OAKLAND, Calif. (CN) – An online ad company accused of using “zombie cookies” to collect data on smartphone users can settle a class action through arbitration, a federal judge ruled Monday.
A class of Verizon subscribers from New York state sued Turn Inc. in April 2015, claiming the company turned their smartphones into “tracking beacons” to monitor online behavior.
Advertisers use bits of data called cookies to gather web information that can be used for personal targeted-advertising campaigns.
Lead plaintiff Anthony Hensen says Turn’s “zombie cookies” evaded detection and could not be deleted.
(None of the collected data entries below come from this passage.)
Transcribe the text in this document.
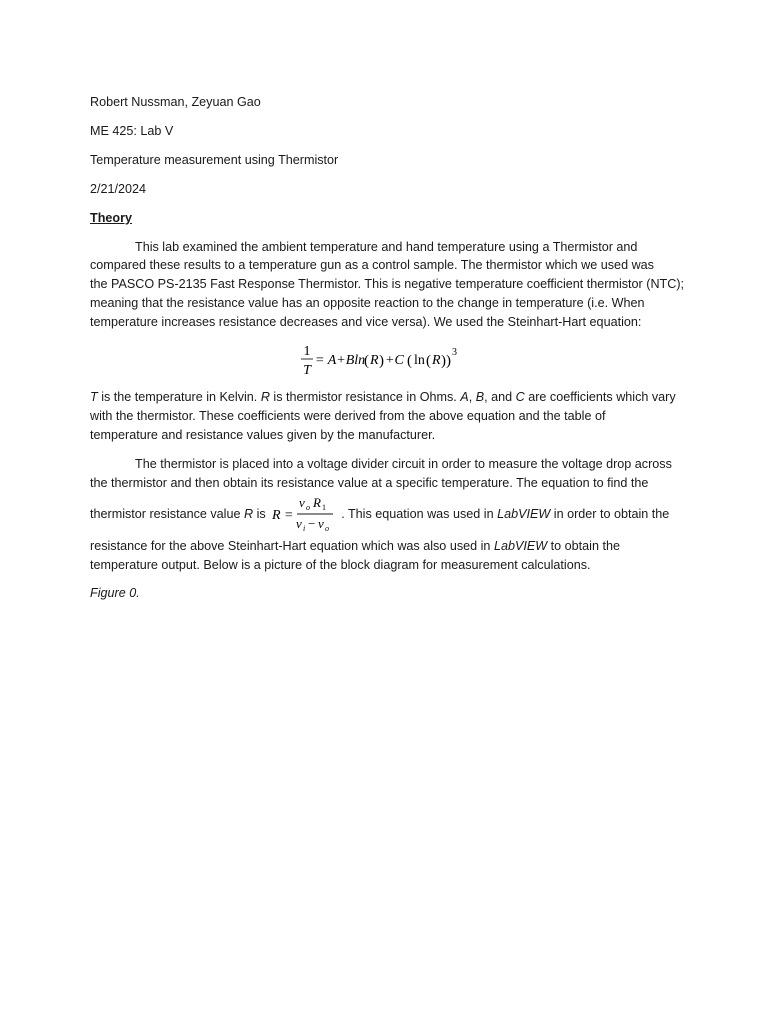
Robert Nussman, Zeyuan Gao

ME 425: Lab V

Temperature measurement using Thermistor

2/21/2024

Theory

This lab examined the ambient temperature and hand temperature using a Thermistor and
compared these results to a temperature gun as a control sample. The thermistor which we used was
the PASCO PS-2135 Fast Response Thermistor. This is negative temperature coefficient thermistor (NTC);
meaning that the resistance value has an opposite reaction to the change in temperature (i.e. When
temperature increases resistance decreases and vice versa). We used the Steinhart-Hart equation:
1
T
= A+Bln
( R ) +C ( ln ( R ) )
3
T is the temperature in Kelvin. R is thermistor resistance in Ohms. A, B, and C are coefficients which vary
with the thermistor. These coefficients were derived from the above equation and the table of
temperature and resistance values given by the manufacturer.
The thermistor is placed into a voltage divider circuit in order to measure the voltage drop across
the thermistor and then obtain its resistance value at a specific temperature. The equation to find the
thermistor resistance value R is R =
v o R 1
v i − v o
. This equation was used in LabVIEW in order to obtain the
resistance for the above Steinhart-Hart equation which was also used in LabVIEW to obtain the
temperature output. Below is a picture of the block diagram for measurement calculations.

Figure 0.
When a person deleted Turn’s cookie, the company had a process to “respawn” the tracking data, he claims in his lawsuit.
Turn said it would stop using the “zombie cookies” after a ProPublica report in January 2015.
On Monday, U.S. District Judge Jeffery White found the claims against Turn were “inextricably intertwined” with Verizon subscriber agreements that include an arbitration clause.
The plaintiffs argued the judge should deny Turn’s motion to compel arbitration because Turn was not a party to that agreement.
But White found arbitration must be compelled when claims “arise directly” from a provision of a contract that requires arbitration to settle disputes.
Turn says the subscriber agreements disclosed Verizon’s policy of partnering with companies that provide tailored advertising programs.
“Turn’s defense requires an analysis of the contract between Verizon and its subscribers,” White stated in his 8-page ruling.
The judge granted Turn’s motion to stay the class action pending arbitration and ordered both parties to submit status reports on the arbitration proceedings every 120 days.